Technology companies seem omnipotent, omnipresent, and without accountability for their harms to society. Nowhere is this truer than in the realm of Big Speech—the firms who control and profit from large scale user-generated content platforms. With reform through direct regulation likely foreclosed by the First Amendment, recent intervention has focused instead on breaking up these platforms under antitrust law. These proposals tap into both the pragmatic and emotional frustration around the power of private firms over freedom of expression and the public sphere. But while break up might be valuable in other areas of big tech, its effect on Big Speech is less certain.

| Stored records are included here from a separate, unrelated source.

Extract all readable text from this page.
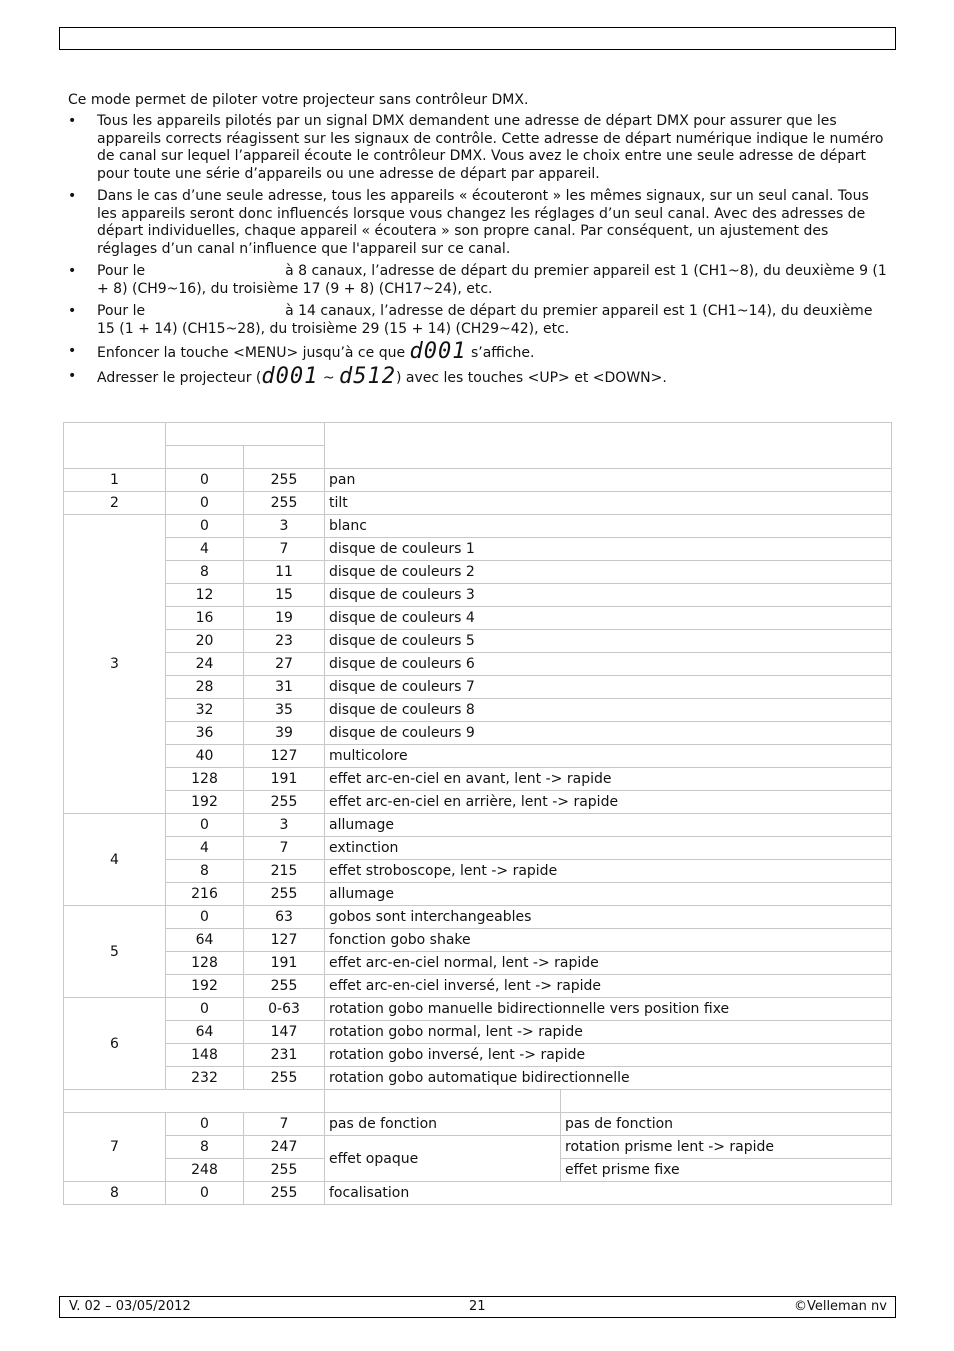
Ce mode permet de piloter votre projecteur sans contrôleur DMX.

• Tous les appareils pilotés par un signal DMX demandent une adresse de départ DMX pour assurer que les appareils corrects réagissent sur les signaux de contrôle. Cette adresse de départ numérique indique le numéro de canal sur lequel l’appareil écoute le contrôleur DMX. Vous avez le choix entre une seule adresse de départ pour toute une série d’appareils ou une adresse de départ par appareil.
• Dans le cas d’une seule adresse, tous les appareils « écouteront » les mêmes signaux, sur un seul canal. Tous les appareils seront donc influencés lorsque vous changez les réglages d’un seul canal. Avec des adresses de départ individuelles, chaque appareil « écoutera » son propre canal. Par conséquent, un ajustement des réglages d’un canal n’influence que l'appareil sur ce canal.
• Pour le	à 8 canaux, l’adresse de départ du premier appareil est 1 (CH1~8), du deuxième 9 (1 + 8) (CH9~16), du troisième 17 (9 + 8) (CH17~24), etc.
• Pour le	à 14 canaux, l’adresse de départ du premier appareil est 1 (CH1~14), du deuxième 15 (1 + 14) (CH15~28), du troisième 29 (15 + 14) (CH29~42), etc.
• Enfoncer la touche <MENU> jusqu’à ce que d001 s’affiche.
• Adresser le projecteur (d001 ~ d512) avec les touches <UP> et <DOWN>.

1	0	255	pan	
2	0	255	tilt	
3	0	3	blanc	
	4	7	disque de couleurs 1	
	8	11	disque de couleurs 2	
	12	15	disque de couleurs 3	
	16	19	disque de couleurs 4	
	20	23	disque de couleurs 5	
	24	27	disque de couleurs 6	
	28	31	disque de couleurs 7	
	32	35	disque de couleurs 8	
	36	39	disque de couleurs 9	
	40	127	multicolore	
	128	191	effet arc-en-ciel en avant, lent -> rapide	
	192	255	effet arc-en-ciel en arrière, lent -> rapide	
4	0	3	allumage	
	4	7	extinction	
	8	215	effet stroboscope, lent -> rapide	
	216	255	allumage	
5	0	63	gobos sont interchangeables	
	64	127	fonction gobo shake	
	128	191	effet arc-en-ciel normal, lent -> rapide	
	192	255	effet arc-en-ciel inversé, lent -> rapide	
6	0	0-63	rotation gobo manuelle bidirectionnelle vers position fixe	
	64	147	rotation gobo normal, lent -> rapide	
	148	231	rotation gobo inversé, lent -> rapide	
	232	255	rotation gobo automatique bidirectionnelle	

7	0	7	pas de fonction	pas de fonction
	8	247	effet opaque	rotation prisme lent -> rapide
	248	255		effet prisme fixe
8	0	255	focalisation	
V. 02 – 03/05/2012	21	©Velleman nv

Will breaking up Big Speech make individual user experience and the digital public sphere better or worse? Join us for insight on the nature of Big Speech and the challenges of reform.

About the Speakers:

Kate Klonick is an Associate Professor at St. John's University Law School, a fellow at the Brookings Institution and Yale Law School’s Information Society Project. Her writing on online speech, freedom of expression, and private governance has appeared in the Harvard Law Review, Yale Law Journal, The New Yorker, the New York Times, The Atlantic, theWashington Post and numerous other publications.

Nathaniel Persily is the James B. McClatchy Professor of Law at Stanford Law School, with appointments in the departments of Political Science, Communication, and FSI.  Prior to joining Stanford, Professor Persily taught at Columbia and the University of Pennsylvania Law School, and as a visiting professor at Harvard, NYU, Princeton, the University of Amsterdam, and the University of Melbourne. Professor Persily’s scholarship and legal practice focus on American election law or what is sometimes called the “law of democracy,” which addresses issues such as voting rights, political parties, campaign finance, redistricting, and election administration. He has served as a special master or court-appointed expert to craft congressional or legislative districting plans for Georgia, Maryland, Connecticut, New York, North Carolina, and Pennsylvania.  He also served as the Senior Research Director for the Presidential Commission on Election Administration. His current work, for which he has been honored as a Guggenheim Fellow, Andrew Carnegie Fellow, and a Fellow at the Center for Advanced Study in the Behavioral Sciences, examines the impact of changing technology on political communication, campaigns, and election administration.  He is codirector of the Stanford Cyber Policy Center, Stanford Program on Democracy and the Internet, and the Stanford-MIT Healthy Elections Project, which supported local election officials in taking the necessary steps during the COVID-19 pandemic to provide safe voting options for the 2020 election. He is also a member of the American Academy of Arts and Sciences, and a commissioner on the Kofi Annan Commission on Elections and Democracy in the Digital Age.